1. Open the books and restore the trust that's been missing for almost 50 years. Even if they don't know it, the members have been and are being cheated.
2. Develop a mechanism by which rank and file members will be regularly accessed by leaders from the highest level. Get past their hero worship and actually listen to what the members say, even when what they say is not what you want to hear.
3. Live humbly, acknowledging that your roof and your daily bread comes from the labor of others.
4. Listen to those who have been hurt by the church. Get past their anger and actually hear the underlying pain.
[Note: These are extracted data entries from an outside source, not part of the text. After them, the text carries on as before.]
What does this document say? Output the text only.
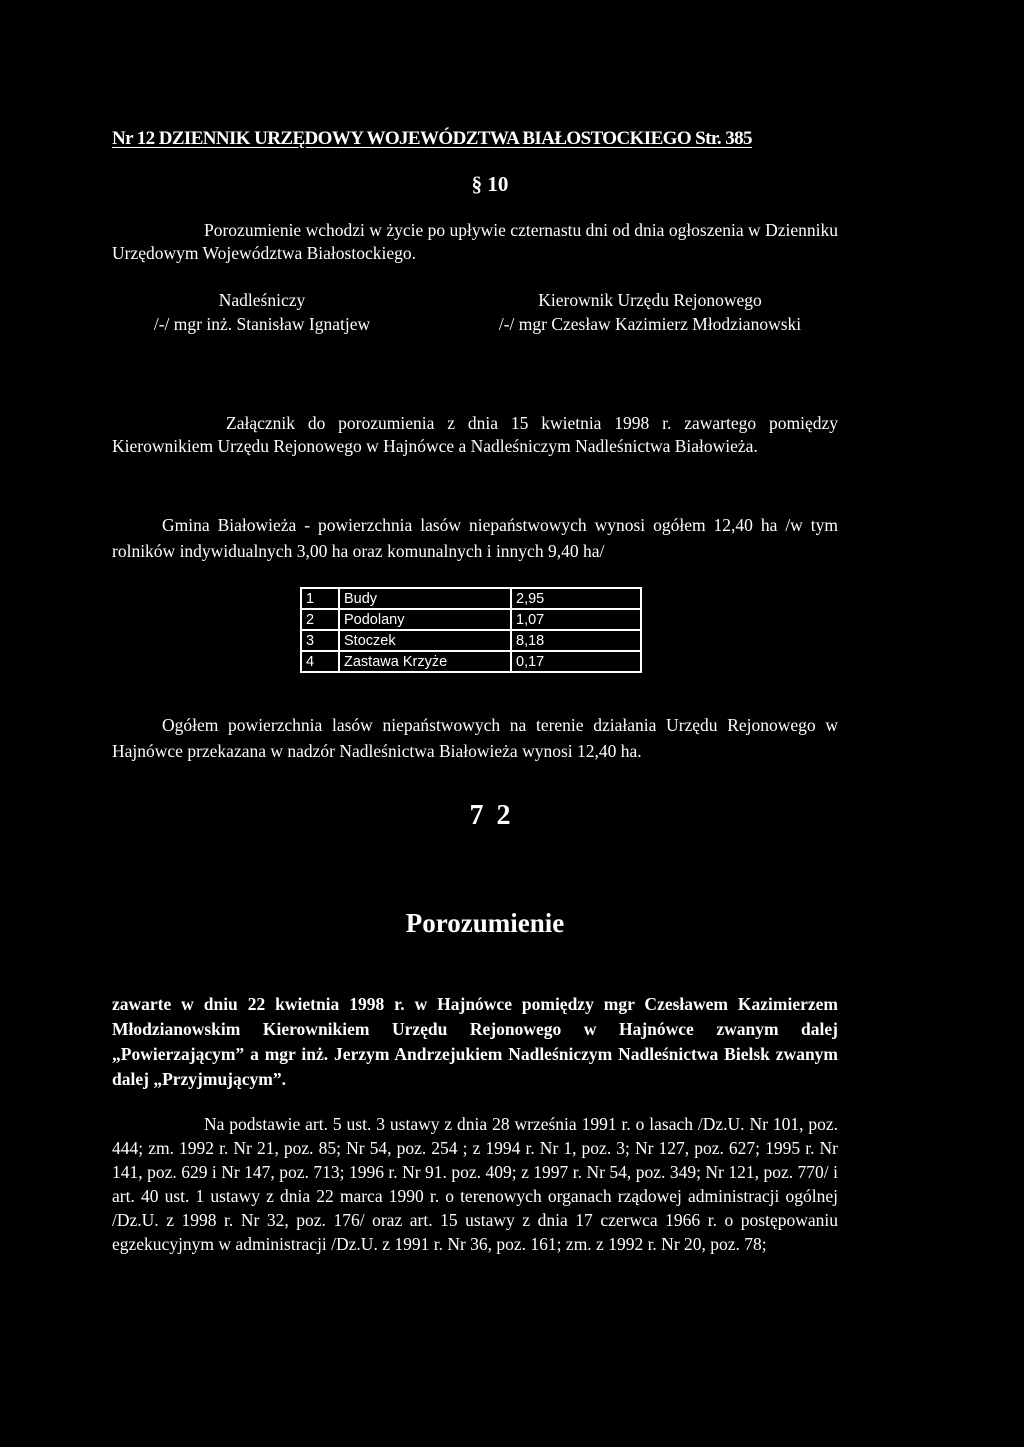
Nr 12 DZIENNIK URZĘDOWY WOJEWÓDZTWA BIAŁOSTOCKIEGO Str. 385
§ 10
Porozumienie wchodzi w życie po upływie czternastu dni od dnia ogłoszenia w Dzienniku Urzędowym Województwa Białostockiego.
Nadleśniczy
/-/ mgr inż. Stanisław Ignatjew
Kierownik Urzędu Rejonowego
/-/ mgr Czesław Kazimierz Młodzianowski
Załącznik do porozumienia z dnia 15 kwietnia 1998 r. zawartego pomiędzy Kierownikiem Urzędu Rejonowego w Hajnówce a Nadleśniczym Nadleśnictwa Białowieża.
Gmina Białowieża - powierzchnia lasów niepaństwowych wynosi ogółem 12,40 ha /w tym rolników indywidualnych 3,00 ha oraz komunalnych i innych 9,40 ha/
1	Budy	2,95
2	Podolany	1,07
3	Stoczek	8,18
4	Zastawa Krzyże	0,17
Ogółem powierzchnia lasów niepaństwowych na terenie działania Urzędu Rejonowego w Hajnówce przekazana w nadzór Nadleśnictwa Białowieża wynosi 12,40 ha.
7 2
Porozumienie
zawarte w dniu 22 kwietnia 1998 r. w Hajnówce pomiędzy mgr Czesławem Kazimierzem Młodzianowskim Kierownikiem Urzędu Rejonowego w Hajnówce zwanym dalej „Powierzającym” a mgr inż. Jerzym Andrzejukiem Nadleśniczym Nadleśnictwa Bielsk zwanym dalej „Przyjmującym”.
Na podstawie art. 5 ust. 3 ustawy z dnia 28 września 1991 r. o lasach /Dz.U. Nr 101, poz. 444; zm. 1992 r. Nr 21, poz. 85; Nr 54, poz. 254 ; z 1994 r. Nr 1, poz. 3; Nr 127, poz. 627; 1995 r. Nr 141, poz. 629 i Nr 147, poz. 713; 1996 r. Nr 91. poz. 409; z 1997 r. Nr 54, poz. 349; Nr 121, poz. 770/ i art. 40 ust. 1 ustawy z dnia 22 marca 1990 r. o terenowych organach rządowej administracji ogólnej /Dz.U. z 1998 r. Nr 32, poz. 176/ oraz art. 15 ustawy z dnia 17 czerwca 1966 r. o postępowaniu egzekucyjnym w administracji /Dz.U. z 1991 r. Nr 36, poz. 161; zm. z 1992 r. Nr 20, poz. 78;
5. Address the dysfunctional aspects of Mormon culture. Nothing is exempt.
6. Treat all members alike.
harmony wrote:Armand Mauss? What change came about because of Armand Mauss?
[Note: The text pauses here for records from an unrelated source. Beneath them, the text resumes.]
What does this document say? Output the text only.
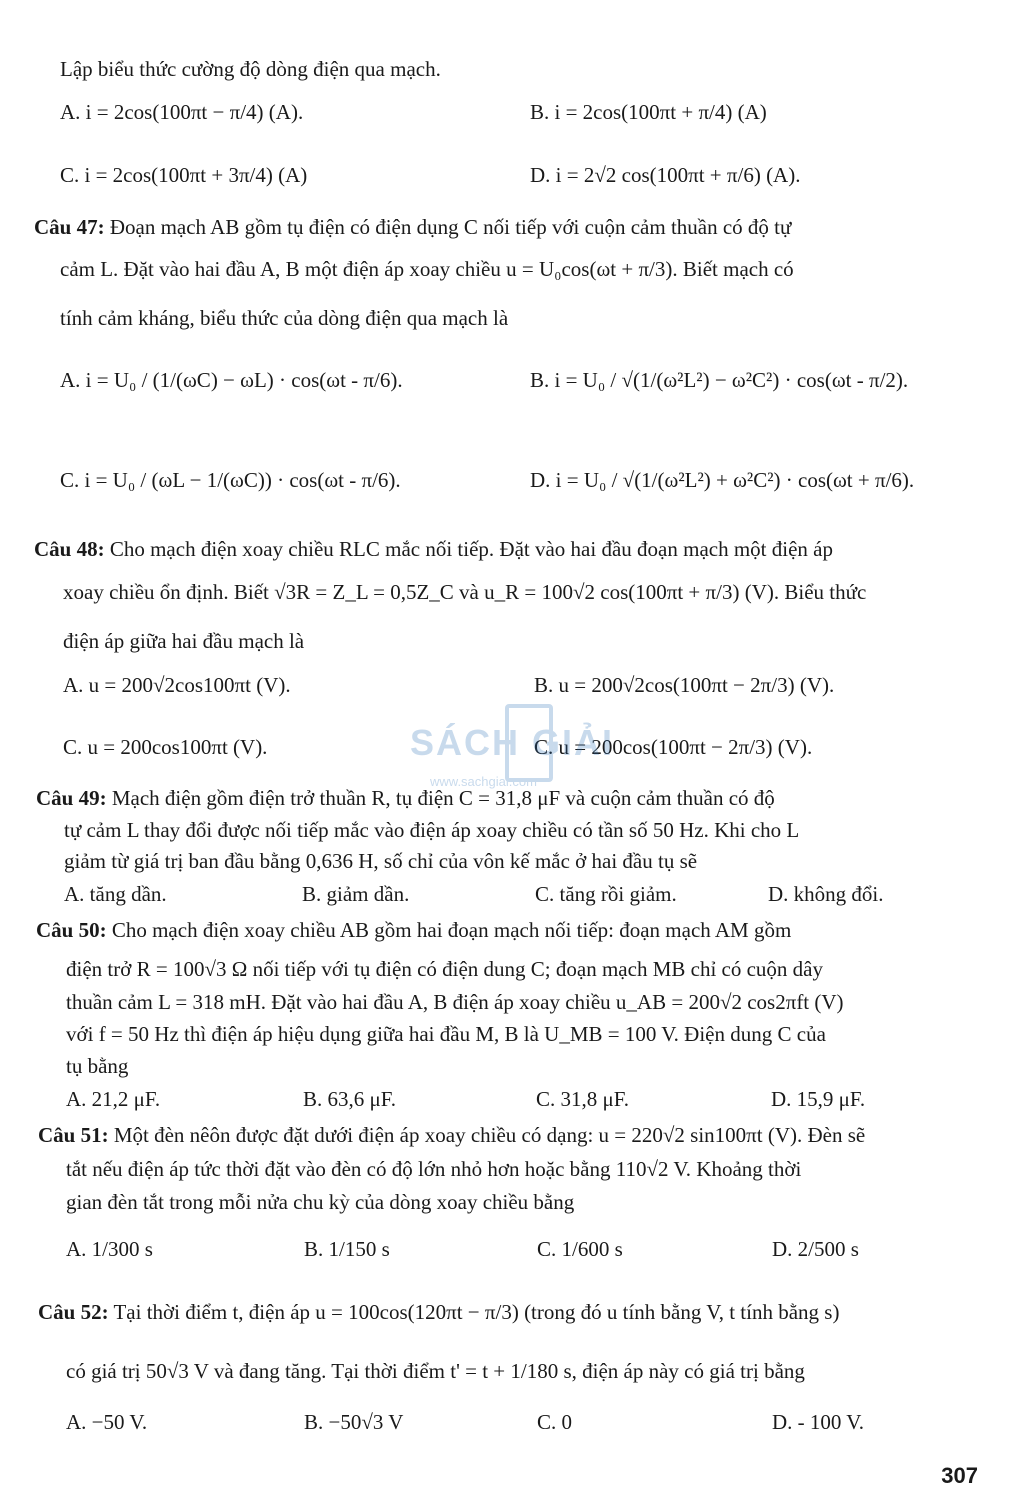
Lập biểu thức cường độ dòng điện qua mạch.
A. i = 2cos(100πt − π/4) (A).	B. i = 2cos(100πt + π/4) (A)
C. i = 2cos(100πt + 3π/4) (A)	D. i = 2√2 cos(100πt + π/6) (A).
Câu 47: Đoạn mạch AB gồm tụ điện có điện dụng C nối tiếp với cuộn cảm thuần có độ tự
cảm L. Đặt vào hai đầu A, B một điện áp xoay chiều u = U₀cos(ωt + π/3). Biết mạch có
tính cảm kháng, biểu thức của dòng điện qua mạch là
A. i = U₀ / (1/(ωC) − ωL) · cos(ωt - π/6).	B. i = U₀ / √(1/(ω²L²) − ω²C²) · cos(ωt - π/2).
C. i = U₀ / (ωL − 1/(ωC)) · cos(ωt - π/6).	D. i = U₀ / √(1/(ω²L²) + ω²C²) · cos(ωt + π/6).
Câu 48: Cho mạch điện xoay chiều RLC mắc nối tiếp. Đặt vào hai đầu đoạn mạch một điện áp
xoay chiều ổn định. Biết √3R = Z_L = 0,5Z_C và u_R = 100√2 cos(100πt + π/3) (V). Biểu thức
điện áp giữa hai đầu mạch là
A. u = 200√2cos100πt (V).	B. u = 200√2cos(100πt − 2π/3) (V).
C. u = 200cos100πt (V).	C. u = 200cos(100πt − 2π/3) (V).
SÁCH GIẢI
www.sachgiai.com
Câu 49: Mạch điện gồm điện trở thuần R, tụ điện C = 31,8 μF và cuộn cảm thuần có độ
tự cảm L thay đổi được nối tiếp mắc vào điện áp xoay chiều có tần số 50 Hz. Khi cho L
giảm từ giá trị ban đầu bằng 0,636 H, số chỉ của vôn kế mắc ở hai đầu tụ sẽ
A. tăng dần.	B. giảm dần.	C. tăng rồi giảm.	D. không đổi.
Câu 50: Cho mạch điện xoay chiều AB gồm hai đoạn mạch nối tiếp: đoạn mạch AM gồm
điện trở R = 100√3 Ω nối tiếp với tụ điện có điện dung C; đoạn mạch MB chỉ có cuộn dây
thuần cảm L = 318 mH. Đặt vào hai đầu A, B điện áp xoay chiều u_AB = 200√2 cos2πft (V)
với f = 50 Hz thì điện áp hiệu dụng giữa hai đầu M, B là U_MB = 100 V. Điện dung C của
tụ bằng
A. 21,2 μF.	B. 63,6 μF.	C. 31,8 μF.	D. 15,9 μF.
Câu 51: Một đèn nêôn được đặt dưới điện áp xoay chiều có dạng: u = 220√2 sin100πt (V). Đèn sẽ
tắt nếu điện áp tức thời đặt vào đèn có độ lớn nhỏ hơn hoặc bằng 110√2 V. Khoảng thời
gian đèn tắt trong mỗi nửa chu kỳ của dòng xoay chiều bằng
A. 1/300 s	B. 1/150 s	C. 1/600 s	D. 2/500 s
Câu 52: Tại thời điểm t, điện áp u = 100cos(120πt − π/3) (trong đó u tính bằng V, t tính bằng s)
có giá trị 50√3 V và đang tăng. Tại thời điểm t' = t + 1/180 s, điện áp này có giá trị bằng
A. −50 V.	B. −50√3 V	C. 0	D. - 100 V.
307
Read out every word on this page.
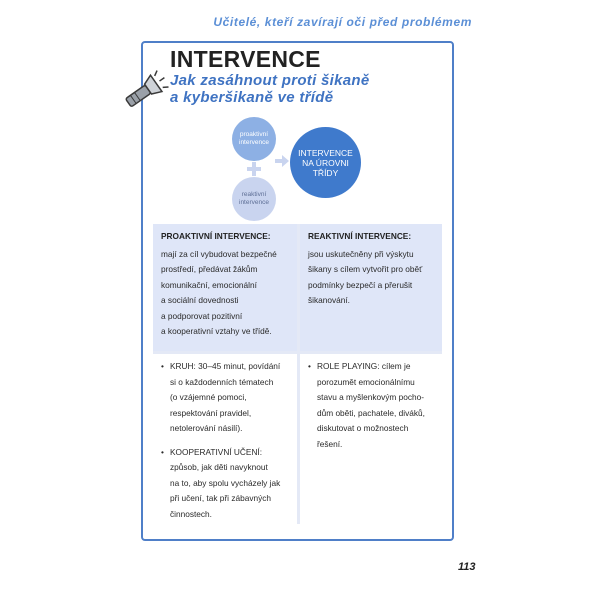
Učitelé, kteří zavírají oči před problémem
INTERVENCE
Jak zasáhnout proti šikaně
a kyberšikaně ve třídě
proaktivní
intervence
reaktivní
intervence
INTERVENCE
NA ÚROVNI
TŘÍDY
PROAKTIVNÍ INTERVENCE:
mají za cíl vybudovat bezpečné
prostředí, předávat žákům
komunikační, emocionální
a sociální dovednosti
a podporovat pozitivní
a kooperativní vztahy ve třídě.
REAKTIVNÍ INTERVENCE:
jsou uskutečněny při výskytu
šikany s cílem vytvořit pro oběť
podmínky bezpečí a přerušit
šikanování.
• KRUH: 30–45 minut, povídání
si o každodenních tématech
(o vzájemné pomoci,
respektování pravidel,
netolerování násilí).
• KOOPERATIVNÍ UČENÍ:
způsob, jak děti navyknout
na to, aby spolu vycházely jak
při učení, tak při zábavných
činnostech.
• ROLE PLAYING: cílem je
porozumět emocionálnímu
stavu a myšlenkovým pocho-
dům oběti, pachatele, diváků,
diskutovat o možnostech
řešení.
113
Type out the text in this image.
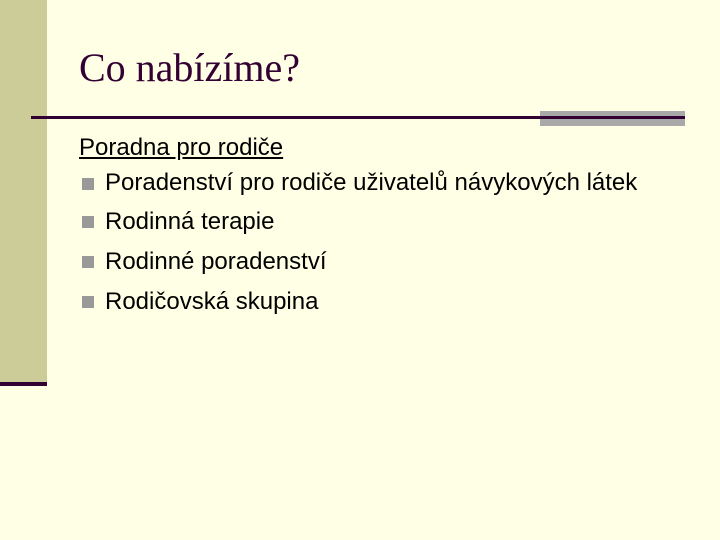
Co nabízíme?
Poradna pro rodiče
Poradenství pro rodiče uživatelů návykových látek
Rodinná terapie
Rodinné poradenství
Rodičovská skupina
Q : When did the Mormon Church finally change its policies about blacks?
A : 1978.
Q : That seems a little late. Didn't most churches and other institutions drop all their racial restrictions a lot earlier than that?
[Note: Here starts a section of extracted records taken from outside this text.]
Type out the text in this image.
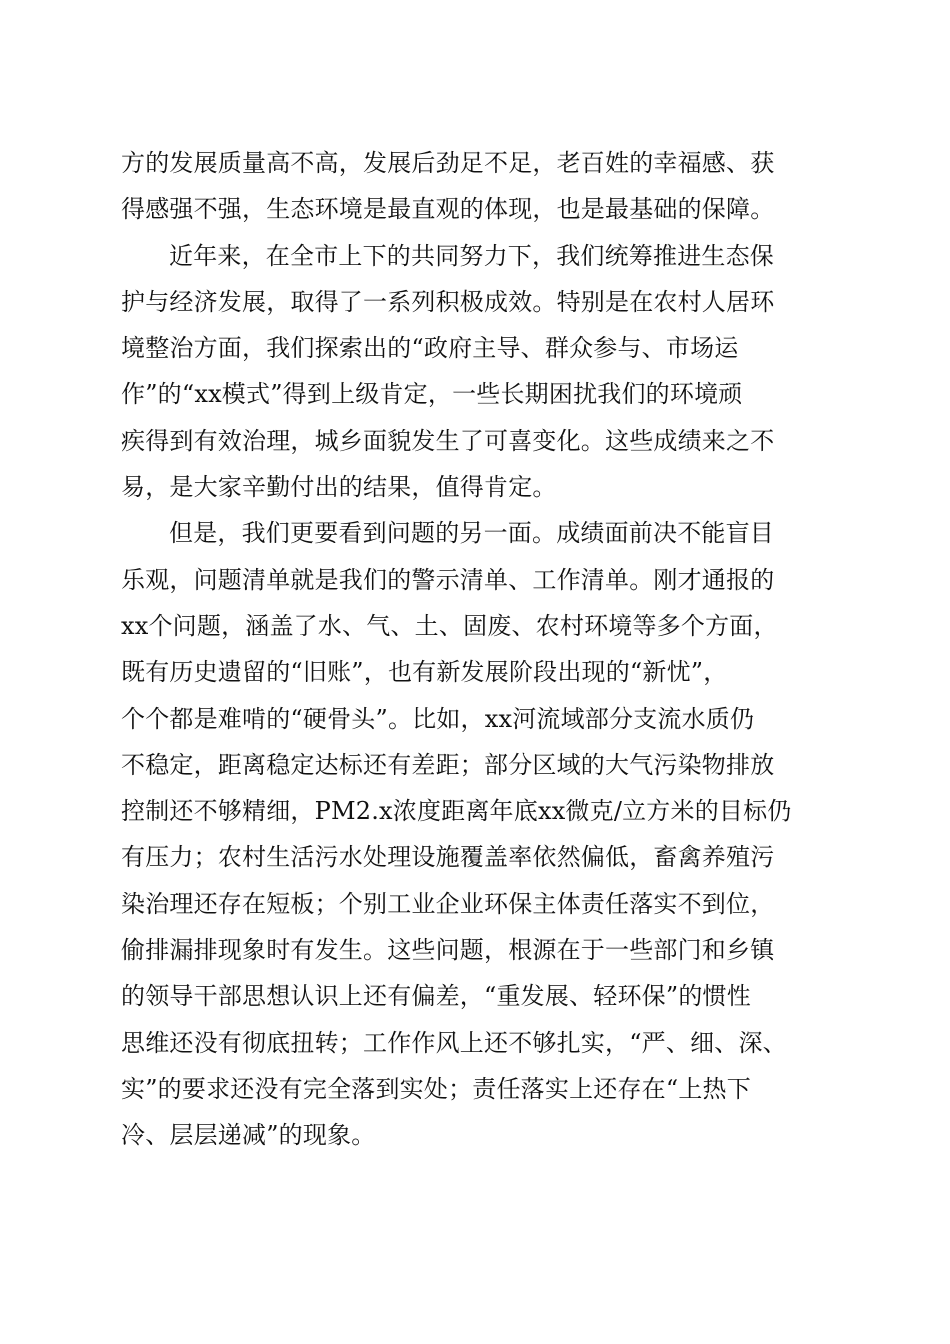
方的发展质量高不高，发展后劲足不足，老百姓的幸福感、获
得感强不强，生态环境是最直观的体现，也是最基础的保障。
近年来，在全市上下的共同努力下，我们统筹推进生态保
护与经济发展，取得了一系列积极成效。特别是在农村人居环
境整治方面，我们探索出的“政府主导、群众参与、市场运
作”的“xx模式”得到上级肯定，一些长期困扰我们的环境顽
疾得到有效治理，城乡面貌发生了可喜变化。这些成绩来之不
易，是大家辛勤付出的结果，值得肯定。
但是，我们更要看到问题的另一面。成绩面前决不能盲目
乐观，问题清单就是我们的警示清单、工作清单。刚才通报的
xx个问题，涵盖了水、气、土、固废、农村环境等多个方面，
既有历史遗留的“旧账”，也有新发展阶段出现的“新忧”，
个个都是难啃的“硬骨头”。比如，xx河流域部分支流水质仍
不稳定，距离稳定达标还有差距；部分区域的大气污染物排放
控制还不够精细，PM2.x浓度距离年底xx微克/立方米的目标仍
有压力；农村生活污水处理设施覆盖率依然偏低，畜禽养殖污
染治理还存在短板；个别工业企业环保主体责任落实不到位，
偷排漏排现象时有发生。这些问题，根源在于一些部门和乡镇
的领导干部思想认识上还有偏差，“重发展、轻环保”的惯性
思维还没有彻底扭转；工作作风上还不够扎实，“严、细、深、
实”的要求还没有完全落到实处；责任落实上还存在“上热下
冷、层层递减”的现象。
A : Yes; generally a little earlier. But Church leaders had the matter under consideration for at least twenty years before 1978.22
Q : What took so long? Why couldn't the prophet just change the policy?
A : Especially in such important matters as this one, a prophet or president in the LDS Church is not inclined to act alone. The president, his two counselors, and the twelve apostles are all considered "prophets, seers, and revelators," and they usually act as a body when deciding on fundamental doctrines and policies. This process is by definition a conservative one, since it requires a relatively long period of discussion, deliberation, and prayer in order to reach a consensus--in order to feel that they have all been moved by the Holy Spirit toward the same decision. The prophets came close to consensus more than once across the years before they finally achieved it in 1978.23 (emphasis added)
See my account of the long and anguished history leading up to the policy change on priesthood in the LDS Church: "The Fading of the Pharoah's Curse: The Decline and Fall of the Priesthood Ban against Blacks in the Mormon Church," Dialogue: A Journal of Mormon Thought 14:3 (Fall 1981), 10-45, summarized in All Abraham's Children, 231-241. See also Lester E. Bush, Jr., "Writing 'Mormonism's Negro Doctrine: a historical Overview' (1973): Context and Reflections," Journal of Mormon History 25:1 (Spring 1999), 229-271; and Gregory A. Prince, "David O. McKay and Blacks: Building a Foundation for the 1978 Revelation," Dialogue: A Journal of Mormon Thought 35:1 (Spring 2002), 145-153.